By Chief Mass Communication Specialist (SW) Maria Yager, Navy Personnel Command Public Affairs
MILLINGTON, Tenn. – A Navy message released April 12 announced policy, timeline, and procedural changes to the Perform to Serve program.
“At a time when retention is at an all-time high and attrition is at an all-time low, we have to make sure we keep the right number of people while maintaining a quality level that enables us to sustain a work force for the future,” said Fleet Master Chief (AW/SW/SCW) Scott Benning, Navy Total Force/Manpower, Education and Training Fleet Master Chief. “PTS continues to evolve to ensure performance based opportunity is maintained for our best and brightest Sailors.”
NAVADMIN 128/10 provides the timeline when PTS applications should be submitted, eliminates the Page 13 “commitment of intent to reenlist” entry, addresses Navy Reserve affiliation options, and explains exceptions to PTS for limited groups of Sailors.
Working with their chain of command, Sailors should consult their career counselor and submit a PTS application no later than 13 months before their end of active obligated service (EAOS) or projected rotation date (PRD) if service obligation will be required.
Commands may submit applications 15 months prior to EAOS/PRD if they will be deployed during the regular processing months, or for Sailors who require early approval for special programs or decommissioning.
Applications are required for Sailors in paygrades E-3 to E-6 with less than 14 years of service, regardless of reenlistment intentions. According to the NAVADMIN, commands may submit applications for ineligible Sailors by selecting “no” to question one, “Is member eligible for reenlistment?” This enables accountability of all Sailors, according to the message.
The new message eliminates the requirement for Sailors to sign a Page 13 stating their reenlistment intentions. However, commands are required to submit a Page 13 to BUPERS 320 when a Sailor with PTS approval no longer desires to reenlist.
“All members of the command leadership team should read NAVADMIN 128/10 in its entirety and remain fully engaged in the conduct of timely career development boards, counseling and mentoring,” said Benning.

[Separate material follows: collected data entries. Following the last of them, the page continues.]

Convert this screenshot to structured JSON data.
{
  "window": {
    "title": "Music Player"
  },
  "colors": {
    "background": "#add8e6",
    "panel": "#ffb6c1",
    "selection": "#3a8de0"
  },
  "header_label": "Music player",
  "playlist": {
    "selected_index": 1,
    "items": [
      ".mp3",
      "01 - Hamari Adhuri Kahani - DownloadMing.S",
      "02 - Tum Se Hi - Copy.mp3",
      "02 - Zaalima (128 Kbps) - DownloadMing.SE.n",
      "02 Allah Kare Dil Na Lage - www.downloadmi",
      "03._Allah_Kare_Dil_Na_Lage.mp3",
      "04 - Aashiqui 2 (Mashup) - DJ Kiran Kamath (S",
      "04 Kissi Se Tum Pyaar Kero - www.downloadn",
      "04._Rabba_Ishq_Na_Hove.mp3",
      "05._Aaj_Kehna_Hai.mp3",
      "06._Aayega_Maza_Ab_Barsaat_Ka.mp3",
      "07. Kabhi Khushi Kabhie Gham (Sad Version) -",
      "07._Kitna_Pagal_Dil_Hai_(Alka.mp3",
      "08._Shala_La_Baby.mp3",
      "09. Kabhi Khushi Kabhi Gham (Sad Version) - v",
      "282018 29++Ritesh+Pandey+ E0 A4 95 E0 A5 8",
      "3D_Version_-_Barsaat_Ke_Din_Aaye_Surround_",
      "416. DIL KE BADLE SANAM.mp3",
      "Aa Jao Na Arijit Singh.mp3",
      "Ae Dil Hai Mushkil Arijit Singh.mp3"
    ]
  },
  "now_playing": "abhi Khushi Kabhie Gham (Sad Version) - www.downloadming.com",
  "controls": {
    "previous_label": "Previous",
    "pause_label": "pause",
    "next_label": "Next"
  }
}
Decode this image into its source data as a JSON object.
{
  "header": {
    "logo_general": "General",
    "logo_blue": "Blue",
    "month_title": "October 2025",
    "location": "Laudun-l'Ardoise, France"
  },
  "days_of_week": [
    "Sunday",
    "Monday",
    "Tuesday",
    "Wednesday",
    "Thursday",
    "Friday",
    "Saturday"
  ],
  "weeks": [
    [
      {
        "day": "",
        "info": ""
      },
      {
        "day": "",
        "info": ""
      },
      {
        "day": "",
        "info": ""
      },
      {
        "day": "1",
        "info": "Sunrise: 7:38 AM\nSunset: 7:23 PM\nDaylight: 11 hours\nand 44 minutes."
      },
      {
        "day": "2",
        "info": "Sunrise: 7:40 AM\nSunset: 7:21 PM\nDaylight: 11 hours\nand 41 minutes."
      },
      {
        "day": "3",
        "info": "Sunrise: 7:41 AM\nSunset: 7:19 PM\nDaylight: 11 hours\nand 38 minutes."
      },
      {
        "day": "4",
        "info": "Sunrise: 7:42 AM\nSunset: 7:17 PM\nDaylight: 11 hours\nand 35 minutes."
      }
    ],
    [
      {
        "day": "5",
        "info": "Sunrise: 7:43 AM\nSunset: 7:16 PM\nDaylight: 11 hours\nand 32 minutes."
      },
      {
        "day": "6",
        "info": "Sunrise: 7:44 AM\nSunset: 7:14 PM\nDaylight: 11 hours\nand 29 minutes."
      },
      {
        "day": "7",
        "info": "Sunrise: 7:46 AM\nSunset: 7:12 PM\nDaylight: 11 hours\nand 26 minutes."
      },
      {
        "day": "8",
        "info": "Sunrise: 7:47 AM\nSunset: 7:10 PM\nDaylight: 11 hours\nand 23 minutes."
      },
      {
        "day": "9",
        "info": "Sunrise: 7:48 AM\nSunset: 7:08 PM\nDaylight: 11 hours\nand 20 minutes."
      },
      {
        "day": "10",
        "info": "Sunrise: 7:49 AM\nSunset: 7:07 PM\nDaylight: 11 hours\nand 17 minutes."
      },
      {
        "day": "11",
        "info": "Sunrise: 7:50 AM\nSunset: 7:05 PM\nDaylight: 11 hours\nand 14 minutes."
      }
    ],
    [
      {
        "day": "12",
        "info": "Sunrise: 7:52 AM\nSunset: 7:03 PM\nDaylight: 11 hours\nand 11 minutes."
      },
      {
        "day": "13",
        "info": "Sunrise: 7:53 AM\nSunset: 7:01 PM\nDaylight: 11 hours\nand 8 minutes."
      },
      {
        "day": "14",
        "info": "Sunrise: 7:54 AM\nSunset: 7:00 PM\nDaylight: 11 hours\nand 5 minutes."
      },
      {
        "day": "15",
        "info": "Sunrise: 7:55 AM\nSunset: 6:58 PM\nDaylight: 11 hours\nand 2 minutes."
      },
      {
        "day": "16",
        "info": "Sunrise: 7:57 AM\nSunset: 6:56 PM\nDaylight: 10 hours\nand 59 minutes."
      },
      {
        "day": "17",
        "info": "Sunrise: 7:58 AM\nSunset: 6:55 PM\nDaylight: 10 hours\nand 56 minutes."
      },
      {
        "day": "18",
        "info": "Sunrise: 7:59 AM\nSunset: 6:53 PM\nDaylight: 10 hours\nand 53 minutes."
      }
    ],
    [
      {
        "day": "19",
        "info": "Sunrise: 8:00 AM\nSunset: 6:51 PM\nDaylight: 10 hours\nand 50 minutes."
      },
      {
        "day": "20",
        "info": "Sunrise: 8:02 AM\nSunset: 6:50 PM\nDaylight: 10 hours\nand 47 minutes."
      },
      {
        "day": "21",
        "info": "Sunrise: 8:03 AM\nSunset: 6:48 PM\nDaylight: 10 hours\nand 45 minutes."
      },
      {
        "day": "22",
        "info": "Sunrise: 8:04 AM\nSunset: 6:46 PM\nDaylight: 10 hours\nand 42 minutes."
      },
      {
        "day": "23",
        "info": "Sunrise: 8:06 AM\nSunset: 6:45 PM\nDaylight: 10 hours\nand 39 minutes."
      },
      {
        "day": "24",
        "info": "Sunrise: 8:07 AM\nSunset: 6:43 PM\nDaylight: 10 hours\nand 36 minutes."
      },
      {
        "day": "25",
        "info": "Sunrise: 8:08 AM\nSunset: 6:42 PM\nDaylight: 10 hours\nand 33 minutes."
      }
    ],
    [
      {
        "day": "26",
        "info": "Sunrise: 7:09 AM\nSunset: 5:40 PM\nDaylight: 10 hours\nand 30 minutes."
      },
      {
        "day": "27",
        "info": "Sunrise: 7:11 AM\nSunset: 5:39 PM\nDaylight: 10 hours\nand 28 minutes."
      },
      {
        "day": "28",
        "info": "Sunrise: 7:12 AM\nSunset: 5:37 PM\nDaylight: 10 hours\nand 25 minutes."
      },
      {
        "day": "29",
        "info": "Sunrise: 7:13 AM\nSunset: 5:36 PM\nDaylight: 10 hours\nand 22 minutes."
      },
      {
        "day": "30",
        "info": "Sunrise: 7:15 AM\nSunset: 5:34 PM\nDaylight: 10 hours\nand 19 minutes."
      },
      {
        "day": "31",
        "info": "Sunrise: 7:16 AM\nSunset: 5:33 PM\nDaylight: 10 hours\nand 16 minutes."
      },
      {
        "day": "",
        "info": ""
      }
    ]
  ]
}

PTS was first launched in 2003 as a method for the Navy to shape manning to match mission requirements. It is a centralized reservation system used to manage reenlistments. While most Sailors are permitted to reenlist in their current rate, Sailors in overmanned ratings may be offered reenlistment in an undermanned rating.
When PTS began, it applied only to “first-term” Sailors in overmanned ratings but has grown. Last year, the Navy expanded PTS to Sailors E-3 through E-6 with six-to-10 years of service (Zone B), and then to Sailors E-3 through E-6 with 10-to-14 years of service (Zone C). Performance is a critical factor in PTS selection. Sailors in paygrades E-1 and E-2 cannot apply to reenlist.
Commanding officers must ensure PTS applications are screened and certified for accuracy in accordance with MILPERSMAN article 1440-060 and notify BUPERS 320 of any action that may adversely affect PTS eligibility. Actions may include loss of a security clearance, three Physical Fitness Assessment failures in a four-year period, reduction in rate, submarine disqualification, elected separation, non-judicial punishment, refusal to obligate service for orders, and high-year tenure.
More guidance is available in NAVADMIN 128/10.